US Patent Pending 2016-0076061
Publications
Engineering a novel biosynthetic pathway in Escherichia coli for production of renewable ethylene
Biotechnol. Bioeng., 2016 Feb;113(2):376-83
Efficient utilization of pentoses for bioproduction of the renewable two-carbon compounds ethylene glycol and glycolate
Metab Eng., 2016 Mar;34:80-7

Applications

This invention can be used to develop alternative methods to produce ethylene glycol -- an important compound used as feedstock for polymer production and as a coolant -- that does not use fossil fuels as a raw material.

Problem Addressed

Currently, ethylene glycol is produced from ethylene oxide, which is in turn derived from fossil fuels. Mounting issues such as price fluctuations, supply instability, and environmental concerns are driving the search for alternative methods to generate ethylene glycol. This invention provides an engineering scheme for the biomediated production of ethylene glycol from lignocellulosic biomass.

Technology

Methods to break down hemicellulose contained in biomass into simple 5-carbon sugars are well documented.
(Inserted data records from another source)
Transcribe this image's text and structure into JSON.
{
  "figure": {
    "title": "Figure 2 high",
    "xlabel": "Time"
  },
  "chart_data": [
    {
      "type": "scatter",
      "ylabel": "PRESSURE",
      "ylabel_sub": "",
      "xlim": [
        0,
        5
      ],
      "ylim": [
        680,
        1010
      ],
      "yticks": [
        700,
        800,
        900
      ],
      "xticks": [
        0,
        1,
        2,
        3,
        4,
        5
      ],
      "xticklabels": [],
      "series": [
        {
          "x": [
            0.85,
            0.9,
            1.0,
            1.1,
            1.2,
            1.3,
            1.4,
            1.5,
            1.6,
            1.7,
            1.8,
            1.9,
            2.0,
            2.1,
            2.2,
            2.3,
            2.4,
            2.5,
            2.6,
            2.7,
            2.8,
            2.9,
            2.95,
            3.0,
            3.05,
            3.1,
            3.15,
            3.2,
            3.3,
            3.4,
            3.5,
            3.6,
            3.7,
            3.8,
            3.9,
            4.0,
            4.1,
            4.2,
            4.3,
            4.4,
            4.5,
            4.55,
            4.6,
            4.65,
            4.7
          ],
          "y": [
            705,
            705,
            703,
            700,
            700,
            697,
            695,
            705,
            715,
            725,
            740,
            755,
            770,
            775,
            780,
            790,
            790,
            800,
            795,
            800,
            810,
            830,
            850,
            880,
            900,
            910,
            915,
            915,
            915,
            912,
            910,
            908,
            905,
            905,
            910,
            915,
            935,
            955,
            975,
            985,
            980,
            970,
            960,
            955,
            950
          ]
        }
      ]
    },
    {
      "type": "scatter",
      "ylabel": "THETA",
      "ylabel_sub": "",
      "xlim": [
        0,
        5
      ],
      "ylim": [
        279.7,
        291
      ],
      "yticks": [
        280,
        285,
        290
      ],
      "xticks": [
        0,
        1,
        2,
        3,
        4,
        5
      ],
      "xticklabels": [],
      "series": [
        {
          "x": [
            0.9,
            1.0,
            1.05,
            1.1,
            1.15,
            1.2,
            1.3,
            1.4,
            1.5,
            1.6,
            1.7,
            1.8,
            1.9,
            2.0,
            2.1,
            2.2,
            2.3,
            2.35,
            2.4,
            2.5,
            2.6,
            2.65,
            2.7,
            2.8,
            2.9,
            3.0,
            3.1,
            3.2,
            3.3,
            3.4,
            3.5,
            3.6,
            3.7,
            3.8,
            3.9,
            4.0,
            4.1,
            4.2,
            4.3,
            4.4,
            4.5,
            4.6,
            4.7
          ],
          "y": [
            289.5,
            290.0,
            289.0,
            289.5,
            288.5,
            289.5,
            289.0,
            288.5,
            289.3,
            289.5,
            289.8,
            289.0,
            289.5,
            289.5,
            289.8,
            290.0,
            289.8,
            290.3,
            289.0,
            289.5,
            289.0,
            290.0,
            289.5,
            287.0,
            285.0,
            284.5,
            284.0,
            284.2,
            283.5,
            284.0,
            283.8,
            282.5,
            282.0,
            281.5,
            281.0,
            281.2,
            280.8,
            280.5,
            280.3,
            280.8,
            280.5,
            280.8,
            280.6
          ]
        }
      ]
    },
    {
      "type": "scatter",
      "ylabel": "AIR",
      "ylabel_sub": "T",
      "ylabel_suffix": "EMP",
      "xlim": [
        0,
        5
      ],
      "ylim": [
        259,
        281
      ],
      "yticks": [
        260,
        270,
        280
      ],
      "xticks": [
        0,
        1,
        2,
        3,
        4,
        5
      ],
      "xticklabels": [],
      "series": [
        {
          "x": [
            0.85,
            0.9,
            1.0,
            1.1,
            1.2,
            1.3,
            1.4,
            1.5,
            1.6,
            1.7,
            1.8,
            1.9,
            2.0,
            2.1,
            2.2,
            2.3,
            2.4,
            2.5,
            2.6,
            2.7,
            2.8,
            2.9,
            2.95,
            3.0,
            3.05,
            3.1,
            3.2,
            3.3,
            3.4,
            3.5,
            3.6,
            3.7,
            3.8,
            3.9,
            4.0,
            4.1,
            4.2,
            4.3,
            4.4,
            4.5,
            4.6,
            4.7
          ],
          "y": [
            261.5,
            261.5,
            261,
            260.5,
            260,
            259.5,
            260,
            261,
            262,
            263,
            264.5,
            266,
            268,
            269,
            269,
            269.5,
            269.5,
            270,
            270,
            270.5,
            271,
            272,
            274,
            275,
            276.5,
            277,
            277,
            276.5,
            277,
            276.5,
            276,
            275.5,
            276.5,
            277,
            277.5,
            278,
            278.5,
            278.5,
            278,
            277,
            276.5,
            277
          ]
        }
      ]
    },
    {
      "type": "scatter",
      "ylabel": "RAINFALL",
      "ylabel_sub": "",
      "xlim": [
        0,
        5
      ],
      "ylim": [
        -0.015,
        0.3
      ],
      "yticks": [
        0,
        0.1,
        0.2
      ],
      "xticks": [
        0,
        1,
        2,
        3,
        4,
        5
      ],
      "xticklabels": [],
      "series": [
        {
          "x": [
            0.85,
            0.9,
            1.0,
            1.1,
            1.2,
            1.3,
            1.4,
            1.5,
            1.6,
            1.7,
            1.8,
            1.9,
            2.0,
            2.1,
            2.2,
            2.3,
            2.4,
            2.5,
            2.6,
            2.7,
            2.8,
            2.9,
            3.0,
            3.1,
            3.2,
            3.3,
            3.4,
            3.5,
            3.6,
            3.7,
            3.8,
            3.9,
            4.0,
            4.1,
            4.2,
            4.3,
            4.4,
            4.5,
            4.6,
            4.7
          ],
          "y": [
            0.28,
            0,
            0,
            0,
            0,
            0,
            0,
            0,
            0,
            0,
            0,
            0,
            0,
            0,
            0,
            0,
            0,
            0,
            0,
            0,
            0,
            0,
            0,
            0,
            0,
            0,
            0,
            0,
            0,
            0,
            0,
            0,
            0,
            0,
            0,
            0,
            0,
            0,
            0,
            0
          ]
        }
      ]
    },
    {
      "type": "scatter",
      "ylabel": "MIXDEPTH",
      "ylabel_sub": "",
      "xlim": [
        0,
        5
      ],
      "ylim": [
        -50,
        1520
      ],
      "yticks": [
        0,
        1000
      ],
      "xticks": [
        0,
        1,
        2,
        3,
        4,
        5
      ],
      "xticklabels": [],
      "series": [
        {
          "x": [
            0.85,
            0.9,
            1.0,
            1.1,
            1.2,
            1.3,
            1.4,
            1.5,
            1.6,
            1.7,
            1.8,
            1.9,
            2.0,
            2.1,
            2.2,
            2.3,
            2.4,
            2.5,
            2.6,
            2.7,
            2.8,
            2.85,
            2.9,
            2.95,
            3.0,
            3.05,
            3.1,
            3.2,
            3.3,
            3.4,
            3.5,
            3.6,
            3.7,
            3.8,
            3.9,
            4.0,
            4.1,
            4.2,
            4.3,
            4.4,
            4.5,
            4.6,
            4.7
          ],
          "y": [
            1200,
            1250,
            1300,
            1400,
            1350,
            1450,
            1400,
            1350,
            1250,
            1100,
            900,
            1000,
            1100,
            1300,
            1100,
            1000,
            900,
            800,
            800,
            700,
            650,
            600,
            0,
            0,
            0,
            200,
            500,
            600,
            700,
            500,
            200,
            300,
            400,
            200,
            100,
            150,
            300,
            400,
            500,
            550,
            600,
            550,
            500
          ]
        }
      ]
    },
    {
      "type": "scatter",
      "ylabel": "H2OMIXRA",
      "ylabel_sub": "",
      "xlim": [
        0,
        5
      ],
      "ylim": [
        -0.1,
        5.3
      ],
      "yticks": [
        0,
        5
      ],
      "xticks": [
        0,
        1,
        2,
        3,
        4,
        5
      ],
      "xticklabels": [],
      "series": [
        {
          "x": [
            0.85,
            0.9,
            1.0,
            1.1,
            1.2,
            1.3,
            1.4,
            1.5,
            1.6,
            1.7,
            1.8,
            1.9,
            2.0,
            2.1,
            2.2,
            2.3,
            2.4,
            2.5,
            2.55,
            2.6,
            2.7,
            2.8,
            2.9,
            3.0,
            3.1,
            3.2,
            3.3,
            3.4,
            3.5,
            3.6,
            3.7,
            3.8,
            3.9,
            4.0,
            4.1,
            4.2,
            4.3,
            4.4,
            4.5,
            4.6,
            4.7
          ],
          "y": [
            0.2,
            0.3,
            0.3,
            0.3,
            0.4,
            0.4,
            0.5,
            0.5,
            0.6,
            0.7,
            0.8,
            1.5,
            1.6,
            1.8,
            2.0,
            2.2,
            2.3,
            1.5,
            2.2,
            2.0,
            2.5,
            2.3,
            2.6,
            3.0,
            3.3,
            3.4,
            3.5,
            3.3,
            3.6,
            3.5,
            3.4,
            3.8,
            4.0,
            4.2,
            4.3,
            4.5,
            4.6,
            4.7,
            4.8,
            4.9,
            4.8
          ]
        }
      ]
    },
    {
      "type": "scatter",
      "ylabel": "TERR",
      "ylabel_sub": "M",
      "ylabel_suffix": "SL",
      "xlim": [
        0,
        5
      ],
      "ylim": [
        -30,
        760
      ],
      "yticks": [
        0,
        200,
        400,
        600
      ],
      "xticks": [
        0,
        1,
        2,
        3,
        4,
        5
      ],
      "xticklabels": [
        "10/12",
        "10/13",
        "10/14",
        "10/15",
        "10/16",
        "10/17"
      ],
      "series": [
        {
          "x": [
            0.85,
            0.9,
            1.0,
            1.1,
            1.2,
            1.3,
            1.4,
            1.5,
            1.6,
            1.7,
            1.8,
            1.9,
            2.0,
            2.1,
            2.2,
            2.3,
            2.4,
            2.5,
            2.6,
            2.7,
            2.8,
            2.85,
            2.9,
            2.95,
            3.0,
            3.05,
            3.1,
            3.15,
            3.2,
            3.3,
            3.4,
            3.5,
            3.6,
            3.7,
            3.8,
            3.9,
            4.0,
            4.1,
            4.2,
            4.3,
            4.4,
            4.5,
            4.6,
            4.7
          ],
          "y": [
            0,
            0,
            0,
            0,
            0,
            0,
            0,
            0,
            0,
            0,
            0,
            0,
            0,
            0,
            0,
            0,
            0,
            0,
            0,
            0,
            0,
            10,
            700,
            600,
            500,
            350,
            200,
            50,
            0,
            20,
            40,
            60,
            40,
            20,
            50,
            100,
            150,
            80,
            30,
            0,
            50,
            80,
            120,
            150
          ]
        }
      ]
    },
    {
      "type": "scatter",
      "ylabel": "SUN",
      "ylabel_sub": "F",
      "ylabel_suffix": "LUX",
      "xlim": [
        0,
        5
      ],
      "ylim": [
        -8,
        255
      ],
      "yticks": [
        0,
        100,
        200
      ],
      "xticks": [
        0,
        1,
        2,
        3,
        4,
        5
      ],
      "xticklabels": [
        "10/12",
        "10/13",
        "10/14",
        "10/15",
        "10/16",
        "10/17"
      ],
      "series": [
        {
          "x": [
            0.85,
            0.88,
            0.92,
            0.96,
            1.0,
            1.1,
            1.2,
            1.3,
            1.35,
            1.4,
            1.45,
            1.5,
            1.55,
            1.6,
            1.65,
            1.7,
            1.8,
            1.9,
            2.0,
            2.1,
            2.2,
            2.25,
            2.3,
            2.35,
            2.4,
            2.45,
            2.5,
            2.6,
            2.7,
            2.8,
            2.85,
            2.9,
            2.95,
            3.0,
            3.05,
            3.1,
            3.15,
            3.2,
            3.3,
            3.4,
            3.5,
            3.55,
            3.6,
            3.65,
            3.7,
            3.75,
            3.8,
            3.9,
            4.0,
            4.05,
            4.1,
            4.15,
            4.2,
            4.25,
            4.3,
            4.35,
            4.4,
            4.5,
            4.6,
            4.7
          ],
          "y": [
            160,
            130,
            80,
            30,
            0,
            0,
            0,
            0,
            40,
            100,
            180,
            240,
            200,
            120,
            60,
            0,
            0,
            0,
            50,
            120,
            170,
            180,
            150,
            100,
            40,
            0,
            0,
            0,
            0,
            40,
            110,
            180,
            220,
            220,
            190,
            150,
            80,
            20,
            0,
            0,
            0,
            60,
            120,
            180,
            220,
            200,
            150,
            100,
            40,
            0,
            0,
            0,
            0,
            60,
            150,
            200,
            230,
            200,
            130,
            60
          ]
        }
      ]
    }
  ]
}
This invention comprises an enzymatic reaction scheme to convert the simple sugars (e.g., xylose, arabinose, etc.) to ethylene glycol in three stages. First, the sugar is cleaved enzymatically into glycolaldehyde and dihydroxyacetone phosphate. Second, dihydroxyacetone -- a byproduct from the cleavage in the first step -- is converted into glycolaldehyde. Finally, the glycolaldehyde generated in the previous two stages is enzymatically reduced to ethylene glycol.

The enzymes necessary to catalyze each step in the process are expressed in genetically engineered bacteria. In proof-of-concept trials, the Inventors have demonstrated the conversion of D-arabinose and D-xylose to ethylene glycol with up to 35% yield (by mass).